Energy supply in rural areas has long been an issue of much concern in the country but with advanced technology a solution maybe at hand. It has been suggested that government sets up photovoltaic solar power systems for rural-based health clinics across the country.
Special Seats MP, Zainabu Vullu (CCM) made the suggestion yesterday in the House of Assembly.
“…solar power will provide a solution for the thousands of expectant mothers who are forced to deliver under the dim and harmful kerosene lamps placing both their lives and that of their babies at risk…” Vullu lamented.
In his response, Deputy Minister in the Prime Minister's Office (Regional Administration and Local Government), Aggrey Mwanri, admitted that most of the rural-based health clinics in Tanzania have no connection to the National power grid leaving many a pregnant woman to deliver in the dark.
“I agree with the MP’s proposal... the challenge is real, it is serious and it is the government’s intention to ensure that all women deliver in decent places…” Mwanri pledged but stopped short of listing the steps they have so far taken if they are to keep their promise of power supply to rural medical centres across the country.
“…I have travelled across the country and witnessed the situation...” said the deputy and again offering no clear way forward to avert the situation but he did offer a general call of action in form of inter-agency collaboration
“…I take this opportunity to ask MPs and other partners to team up and work on the challenge…”
However the MP’s did not let the deputy off easy, on a different but related matter, Kisarawe MP, Jafo Seleman Jafo questioned progress on yet another pending government pledge, the plan to build a maternity ward at the Mzenga Health Centre, the minister said the government was fully aware of the health services challenges in Kisarawe District, Coast Region.

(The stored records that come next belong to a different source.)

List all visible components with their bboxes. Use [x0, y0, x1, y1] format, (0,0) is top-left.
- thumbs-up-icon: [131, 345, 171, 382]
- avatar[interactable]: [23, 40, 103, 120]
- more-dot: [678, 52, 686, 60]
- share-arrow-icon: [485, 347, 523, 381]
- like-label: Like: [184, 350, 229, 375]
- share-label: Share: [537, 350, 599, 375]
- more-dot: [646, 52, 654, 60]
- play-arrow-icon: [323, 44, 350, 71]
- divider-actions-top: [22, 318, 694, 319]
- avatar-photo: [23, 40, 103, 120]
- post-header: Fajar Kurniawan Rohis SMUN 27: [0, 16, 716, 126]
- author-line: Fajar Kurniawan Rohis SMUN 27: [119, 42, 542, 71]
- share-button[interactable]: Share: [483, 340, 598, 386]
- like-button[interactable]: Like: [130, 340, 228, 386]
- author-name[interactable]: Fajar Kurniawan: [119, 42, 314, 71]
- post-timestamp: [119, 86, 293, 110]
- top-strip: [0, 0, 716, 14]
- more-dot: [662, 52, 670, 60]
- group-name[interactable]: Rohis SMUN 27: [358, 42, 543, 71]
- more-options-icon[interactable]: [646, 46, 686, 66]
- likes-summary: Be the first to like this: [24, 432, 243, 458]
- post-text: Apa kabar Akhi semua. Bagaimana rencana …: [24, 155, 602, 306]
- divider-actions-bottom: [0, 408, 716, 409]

This time around though, the deputy had a promising response but it was again not specific or direct. The deputy reported that the government in collaboration with people of Kisarawe, is in the final stages of completing the construction process of a maternity ward but not at the Mzenga Medical Centre as questioned but at another centre, the Maneromango Health Centre.
Progress at the Mzenga Health Centre was the question posed to the deputy and to which his response was again vague lacking figures, time limit and jurisdiction. The deputy simply stated that the government plans to allocate what he termed as ‘enough’ funds in the 2013/14 for the Mzenga Health Centre.
The struggling district of Kisarawe has only three ambulances to serve its thousands of residents which is the case across the country and even though infant mortality rate is down and more mothers survive child birth the situation is still appalling at 460 deaths per 100,000 live births (2010).